There are other inferences to be drawn from this story and others like it. If for instance the retributive action on the murderer had been by the police, would the public catharsis have remained the same? Probably not, for public blood lust would have been denied. Looked at it another way, it can also be argued the public, even though now found of mob justice, would be horrified to see the law too resorting to similar violent retribution. The intuitive understanding is, an arm of the law breaking these institutionalised channels even to get after the devil, spells great danger for the society at large in the long run, as Sir Thomas More in Robert Bolt’s play A Man for All Seasons spelled it out so convincingly. Hence, much as we are appalled by these despicable crimes by perverts, and much as we feel these crimes deserve equally violent retributions, we can only give two cheers to the mob taking the law into their own hands. We will reserve the third cheer till such a time as the justice delivery mechanism, abandons all arbitrary elements and becomes an edified institution built by the collective wisdom of the people through refined and democratic means. Shouldn’t we recall that one of the strongest objections against the Armed Forces Special Powers Act, for instance, was on the ground that it departs from institution and strays into the arbitrary domain, and the dangers thereof?

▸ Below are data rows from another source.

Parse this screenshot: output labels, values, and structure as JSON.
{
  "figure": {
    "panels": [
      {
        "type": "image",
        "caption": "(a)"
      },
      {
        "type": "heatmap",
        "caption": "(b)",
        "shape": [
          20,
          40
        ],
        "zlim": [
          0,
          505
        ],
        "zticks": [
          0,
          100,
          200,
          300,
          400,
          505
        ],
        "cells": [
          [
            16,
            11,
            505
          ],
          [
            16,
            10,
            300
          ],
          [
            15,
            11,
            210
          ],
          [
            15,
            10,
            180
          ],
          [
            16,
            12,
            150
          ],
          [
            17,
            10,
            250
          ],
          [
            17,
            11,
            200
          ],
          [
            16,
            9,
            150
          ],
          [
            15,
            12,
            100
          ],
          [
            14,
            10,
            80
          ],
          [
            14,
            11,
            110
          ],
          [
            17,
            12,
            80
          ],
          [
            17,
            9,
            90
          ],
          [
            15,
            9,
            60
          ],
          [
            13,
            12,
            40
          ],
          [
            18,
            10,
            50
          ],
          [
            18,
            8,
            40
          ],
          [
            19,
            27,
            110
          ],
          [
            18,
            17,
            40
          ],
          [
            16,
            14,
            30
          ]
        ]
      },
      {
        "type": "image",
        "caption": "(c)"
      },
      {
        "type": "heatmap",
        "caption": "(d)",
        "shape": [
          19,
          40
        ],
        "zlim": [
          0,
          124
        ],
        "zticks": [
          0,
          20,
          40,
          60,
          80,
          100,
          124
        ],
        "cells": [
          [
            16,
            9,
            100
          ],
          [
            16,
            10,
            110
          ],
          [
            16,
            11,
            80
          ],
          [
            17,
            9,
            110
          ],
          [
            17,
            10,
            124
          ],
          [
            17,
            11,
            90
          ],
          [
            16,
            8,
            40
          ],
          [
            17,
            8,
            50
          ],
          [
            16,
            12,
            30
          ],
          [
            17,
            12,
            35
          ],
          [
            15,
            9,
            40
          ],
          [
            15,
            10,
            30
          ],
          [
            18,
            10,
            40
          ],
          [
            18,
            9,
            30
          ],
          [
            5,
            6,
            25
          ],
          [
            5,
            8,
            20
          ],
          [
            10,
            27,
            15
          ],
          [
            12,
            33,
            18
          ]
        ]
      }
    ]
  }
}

These episodes also perhaps tell another familiar story – the breakdown of institutions in the establishment. For whatever the reason the kind of catharses witnessed after justice was meted out to these murderers and rapists have come to be far beyond the scope of the establishment. The erosion of the moral authority of the establishment over its subjects is near total, and there are today very few who still fully believe that the establishment, rather those in charge of it, are capable of doing any good, leave aside deliver justice. What else can be expected, when murderers and known thieves are allowed to walk scot-free? Highways are being cut through established institutions to allow corrupt ways. Look at the ways government job recruitments are done. Look at the wealth that accumulates in the hands of those given the rein of the state, and their cronies. The chaos in our society must indeed be directly proportional to the abuse keepers of the establishment heap on the establishment continually.